Morning Glories 1
Reseña del cómic de Spencer y Eisma publicado por Panini
Runaways fue un cómic muy bien recibido en su momento. Su guionista, Brian K. Vaughan, estaba en la cresta de la ola tras idear una exitosa colección en Vertigo, Y, el último hombre. Joe Quesada, en plena renovación de Marvel, le concedió encargarse de una de las series del sello Tsunami (¿os acordáis de él? Ya, claro que no...) con la que pretendía ofrecer contenidos asequibles a nuevos lectores. Con Runaways, Vaughan ofreció una serie de jóvenes adolescentes poderosos metidos en problemas (todo un boom en su momento, recordemos la también coetánea Young Avengers o la televisiva y atroz Heroes) que fue el único éxito rotundo de Tsunami. Donde quien esto escribe encontró lo que en el resto de la obra de Vaughan —nada con sifón—, la mayor parte del público agradeció una propuesta tan ligera y libre de cortapisas argumentales.
Vaughan pronto dejó la serie en manos de otros y recaló en Perdidos, la controvertida serie de la ABC, en la que quienes entramos al trapo caímos rendidos ante lo que consideramos un finísimo conglomerado hitchcockiano del más variopinto conjunto de material pulp. A otros les pareció una tomadura de pelo rotunda y, bueno, oye, pues qué le vamos a hacer.
Y así llegamos a Morning Glories. Es terminar de leer este primer tomo y sentirse de lo más agudo y cultivado en materia geek al pensar “caray, esto es como Runaways y Perdidos”. ¿A que sí? Pues no. Pero no debes sentirte decepcionado, porque, por una vez, la mayoría está en lo cierto. Nick Spencer ha sacado el jugo desprejuiciado y pleno de acné de Runaways y lo ha introducido en ese macabro instituto en el que intentan sobrevivir unos listísimos y monísimos y —en según qué casos— repelentísimos chavales. Si percibes cierta pulsión de vendetta y exorcismo interior en el sufrimiento al que se ve sometido este grupo de guapa chavalería quizás tampoco vayas mal encaminado. Spencer iguala en emotividad e importancia tensiones hormonales de púberes mentecatos y asesinatos rituales. La cosa no chirría en absoluto, es decir, consigue que pensemos tal y como lo haría un adolescente en plena fase todo-el-mundo-me-odia y eso no es nada fácil, bien por Spencer.
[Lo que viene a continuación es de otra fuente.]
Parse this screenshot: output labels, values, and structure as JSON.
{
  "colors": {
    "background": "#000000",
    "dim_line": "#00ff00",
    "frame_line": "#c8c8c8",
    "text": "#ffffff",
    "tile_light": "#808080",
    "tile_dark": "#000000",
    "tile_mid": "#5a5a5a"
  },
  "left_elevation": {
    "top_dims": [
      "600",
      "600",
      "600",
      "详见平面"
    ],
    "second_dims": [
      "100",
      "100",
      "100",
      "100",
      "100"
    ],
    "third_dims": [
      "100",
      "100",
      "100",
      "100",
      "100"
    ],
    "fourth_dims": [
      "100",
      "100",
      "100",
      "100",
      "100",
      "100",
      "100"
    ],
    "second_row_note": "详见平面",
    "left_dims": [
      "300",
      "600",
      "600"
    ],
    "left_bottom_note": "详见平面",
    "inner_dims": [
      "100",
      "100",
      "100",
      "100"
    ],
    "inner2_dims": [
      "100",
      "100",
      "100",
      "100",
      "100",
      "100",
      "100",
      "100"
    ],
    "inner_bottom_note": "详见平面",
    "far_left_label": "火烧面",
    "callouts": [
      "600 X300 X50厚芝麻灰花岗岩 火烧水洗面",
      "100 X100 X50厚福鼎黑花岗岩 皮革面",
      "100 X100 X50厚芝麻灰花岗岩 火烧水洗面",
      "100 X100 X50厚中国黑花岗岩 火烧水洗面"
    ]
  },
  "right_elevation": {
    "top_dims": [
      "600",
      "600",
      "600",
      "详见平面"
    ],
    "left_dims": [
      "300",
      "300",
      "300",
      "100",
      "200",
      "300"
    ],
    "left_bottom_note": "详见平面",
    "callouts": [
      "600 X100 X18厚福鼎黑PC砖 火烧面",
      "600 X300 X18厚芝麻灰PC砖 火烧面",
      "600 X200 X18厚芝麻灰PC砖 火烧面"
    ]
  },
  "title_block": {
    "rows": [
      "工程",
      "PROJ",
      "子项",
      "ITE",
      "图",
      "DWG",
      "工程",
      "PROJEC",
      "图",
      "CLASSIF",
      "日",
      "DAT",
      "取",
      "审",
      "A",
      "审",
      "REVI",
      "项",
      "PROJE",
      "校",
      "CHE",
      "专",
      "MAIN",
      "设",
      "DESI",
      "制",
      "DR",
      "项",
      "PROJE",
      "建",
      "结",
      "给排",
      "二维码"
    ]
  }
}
El dibujo sencillo y funcional de Joe Eisma, cercano en intenciones al de Adrian Alphona, no hace sino aumentar la sensación de que estamos ante el sucesor espiritual de Runaways.
La otra mitad referencial, Perdidos, hay que buscarla en el guiño cómplice al lector (que si “cómics de Morrison” por aquí, que si —vaya— “el final de Perdidos” por allá) y, sobre todo, en su estructura. Digamos con McLuhan que el medio —aquí, el suspense— es el mensaje. Como ocurre también con Urasawa (de hecho, Urasawa es previo a Perdidos, no digamos ya a Morning Glories), lo importante no es la causa, no es el quién ha hecho algo y por qué, sino el qué está pasando. Es decir, un tratamiento urgente y liberado de la narración, preocupado más por el viaje que por el origen y el destino. Esta abstracción del clásico serial que culminaba cada episodio en un cliffhanger es un arma de doble filo, ya que el público al que va dirigido, generalmente, demandará una explicación, y ahí es donde este tipo de obras se enfrentan a su injusta espada de Damocles.
De manera que, aunque no haga la más mínima falta, en algún momento Spencer tendrá que dejar a un lado la tensión y enigmas que tan bien ha sabido crear en este primer tomo y explicar de dónde surge esta Academia Morning Glory, qué es ese cono que gira, quién es ese espectro y por qué son tan crueles los profesores. O quiénes son Los Otros, qué es el Humo Negro, quién es Jacob y qué es la isla. Ay, mamá.